April 9th, 2007 at 2:29 pm
Dr. West,
How often should one get a Brain MRI? My dad received one last year after he blacked out behind the wheel and they thought he had a seizure. It was clear.
Rochelle
April 9th, 2007 at 10:19 pm
Chanwit,
Head CTs will often show brain metastases, but your wife’s case illustrates why we recommend an MRI if possible. I’ve had occasional patients who present with neurologic symptoms to the emergency department, had a clear CT there, but a subsequent MRI showed subtle metastases. A CT isn’t going to miss a 4 cm metastasis with surrounding edema, but the small lesions of a few millimeters and no surrounding edema have a much better chance of being picked up by an MRI.
Rochelle,
There’s no recommendation on that, which is really to say that we don’t repeat them in the absence of new symptoms. It wouldn’t be a wrong thing to do, but we tend to worry so much more about cancer that declares itself that we don’t go out of our way to find progression that is not detected by repeat chest CT or guided by symptoms. And in the setting of metastatic disease, other problems tend to emerge all too often to worry about progression that is too subtle to find through routine mechanisms. The main purpose of the detailed staging studies is to proactively guide treatment plans. Once treatment has occurred, we don’t hunt for disease as much as respond to it as needed.
-Dr. West
May 26th, 2007 at 4:05 pm
Dr. West:
My dad was just diagnosed with SCLC with mets to the liver on 5/3/07. He completed three chemo treatments on 5/7, 5/8 and 5/9 and will continue the cycle for 6 months. I told him to ask his doctor about PCI and the doctor said they probably wouldn’t do that until they had to. I was under the impression that PCI was done to prevent brain mets, not to cure it once it comes about. Can you please clarify that for me? Thank you. Cheryl
May 26th, 2007 at 8:45 pm
Cheryl,
You’re right about the concept behind PCI — it’s done before there’s a problem, in order to reduce the chance of mets developing (which is all too common for SCLC, a tumor that finds the brain to be very fertile soil for its mets to thrive). However, PCI is much more of a standard after completion of treatment for limited disease (although it isn’t recommended as often as many experts think it should be, even in the exact right patients, who are those with a complete or very good partial response after treatment for LD-SCLC). For extensive disease (documented with the liver mets), PCI is certainly a reasonable thing to consider for patients who have a very good response, but it’s much less commonly considered.

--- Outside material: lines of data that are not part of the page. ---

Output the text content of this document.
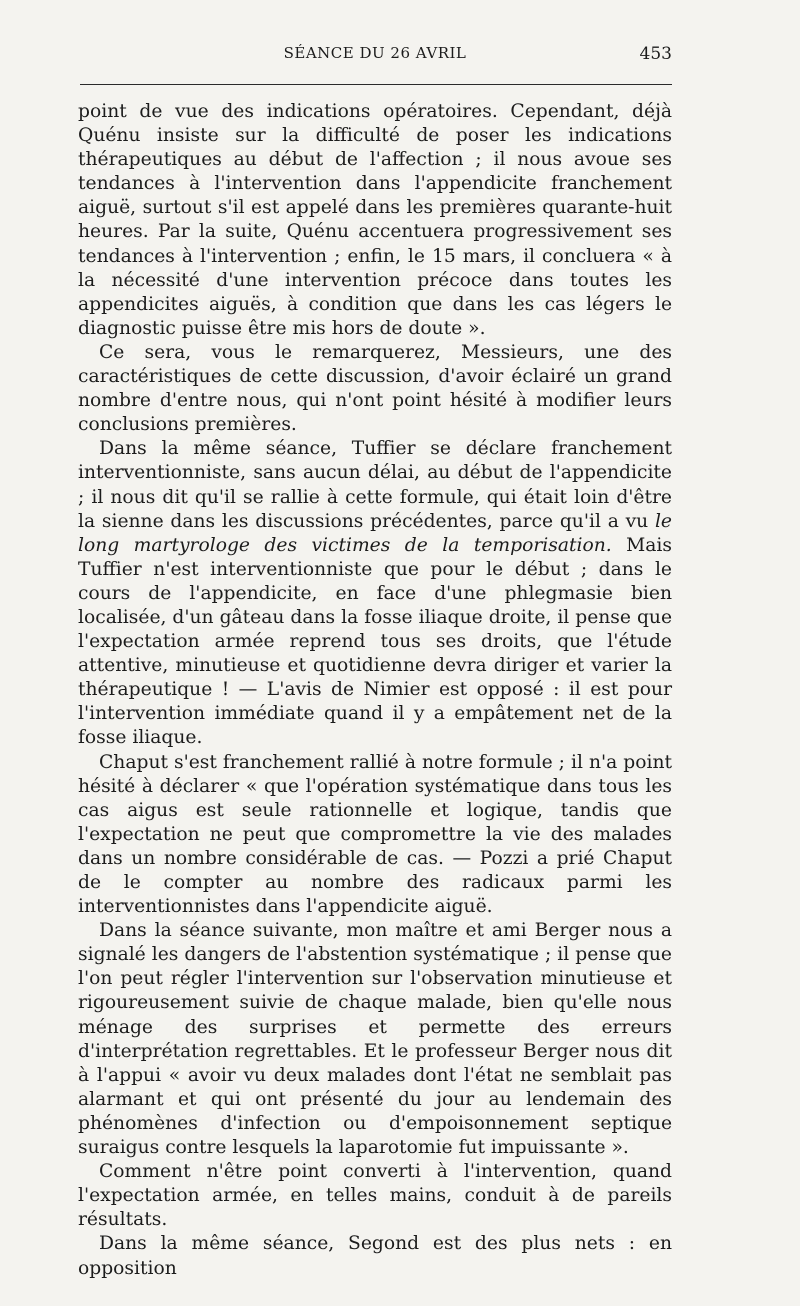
SÉANCE DU 26 AVRIL	453

point de vue des indications opératoires. Cependant, déjà Quénu insiste sur la difficulté de poser les indications thérapeutiques au début de l'affection ; il nous avoue ses tendances à l'intervention dans l'appendicite franchement aiguë, surtout s'il est appelé dans les premières quarante-huit heures. Par la suite, Quénu accentuera progressivement ses tendances à l'intervention ; enfin, le 15 mars, il concluera « à la nécessité d'une intervention précoce dans toutes les appendicites aiguës, à condition que dans les cas légers le diagnostic puisse être mis hors de doute ».

Ce sera, vous le remarquerez, Messieurs, une des caractéristiques de cette discussion, d'avoir éclairé un grand nombre d'entre nous, qui n'ont point hésité à modifier leurs conclusions premières.

Dans la même séance, Tuffier se déclare franchement interventionniste, sans aucun délai, au début de l'appendicite ; il nous dit qu'il se rallie à cette formule, qui était loin d'être la sienne dans les discussions précédentes, parce qu'il a vu le long martyrologe des victimes de la temporisation. Mais Tuffier n'est interventionniste que pour le début ; dans le cours de l'appendicite, en face d'une phlegmasie bien localisée, d'un gâteau dans la fosse iliaque droite, il pense que l'expectation armée reprend tous ses droits, que l'étude attentive, minutieuse et quotidienne devra diriger et varier la thérapeutique ! — L'avis de Nimier est opposé : il est pour l'intervention immédiate quand il y a empâtement net de la fosse iliaque.

Chaput s'est franchement rallié à notre formule ; il n'a point hésité à déclarer « que l'opération systématique dans tous les cas aigus est seule rationnelle et logique, tandis que l'expectation ne peut que compromettre la vie des malades dans un nombre considérable de cas. — Pozzi a prié Chaput de le compter au nombre des radicaux parmi les interventionnistes dans l'appendicite aiguë.

Dans la séance suivante, mon maître et ami Berger nous a signalé les dangers de l'abstention systématique ; il pense que l'on peut régler l'intervention sur l'observation minutieuse et rigoureusement suivie de chaque malade, bien qu'elle nous ménage des surprises et permette des erreurs d'interprétation regrettables. Et le professeur Berger nous dit à l'appui « avoir vu deux malades dont l'état ne semblait pas alarmant et qui ont présenté du jour au lendemain des phénomènes d'infection ou d'empoisonnement septique suraigus contre lesquels la laparotomie fut impuissante ».

Comment n'être point converti à l'intervention, quand l'expectation armée, en telles mains, conduit à de pareils résultats.

Dans la même séance, Segond est des plus nets : en opposition
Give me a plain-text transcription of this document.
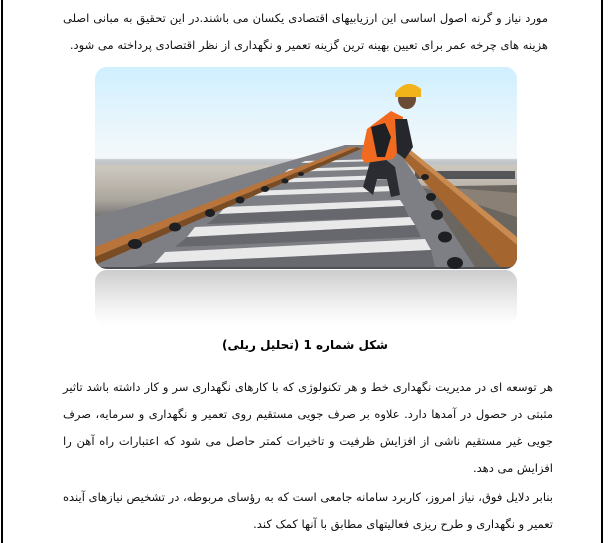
مورد نیاز و گرنه اصول اساسی این ارزیابیهای اقتصادی یکسان می باشند.در این تحقیق به مبانی اصلی هزینه های چرخه عمر برای تعیین بهینه ترین گزینه تعمیر و نگهداری از نظر اقتصادی پرداخته می شود.

شکل شماره 1 (تحلیل ریلی)

هر توسعه ای در مدیریت نگهداری خط و هر تکنولوژی که با کارهای نگهداری سر و کار داشته باشد تاثیر مثبتی در حصول در آمدها دارد. علاوه بر صرف جویی مستقیم روی تعمیر و نگهداری و سرمایه، صرف جویی غیر مستقیم ناشی از افزایش ظرفیت و تاخیرات کمتر حاصل می شود که اعتبارات راه آهن را افزایش می دهد.

بنابر دلایل فوق، نیاز امروز، کاربرد سامانه جامعی است که به رؤسای مربوطه، در تشخیص نیازهای آینده تعمیر و نگهداری و طرح ریزی فعالیتهای مطابق با آنها کمک کند.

Importantly, the results of a trial about PCI for ED-SCLC are being presented at ASCO, our biggest oncology meeting of the year, just a week from now, so I’ll relay whatever is reported from that trial. It should be quite relevant for your father, depending on his response to the treatment he’s received thus far.
-Dr. West
May 28th, 2007 at 10:27 am
Thank you so much for the reply, Dr. West. I will look forward to any information you can share after ASCO!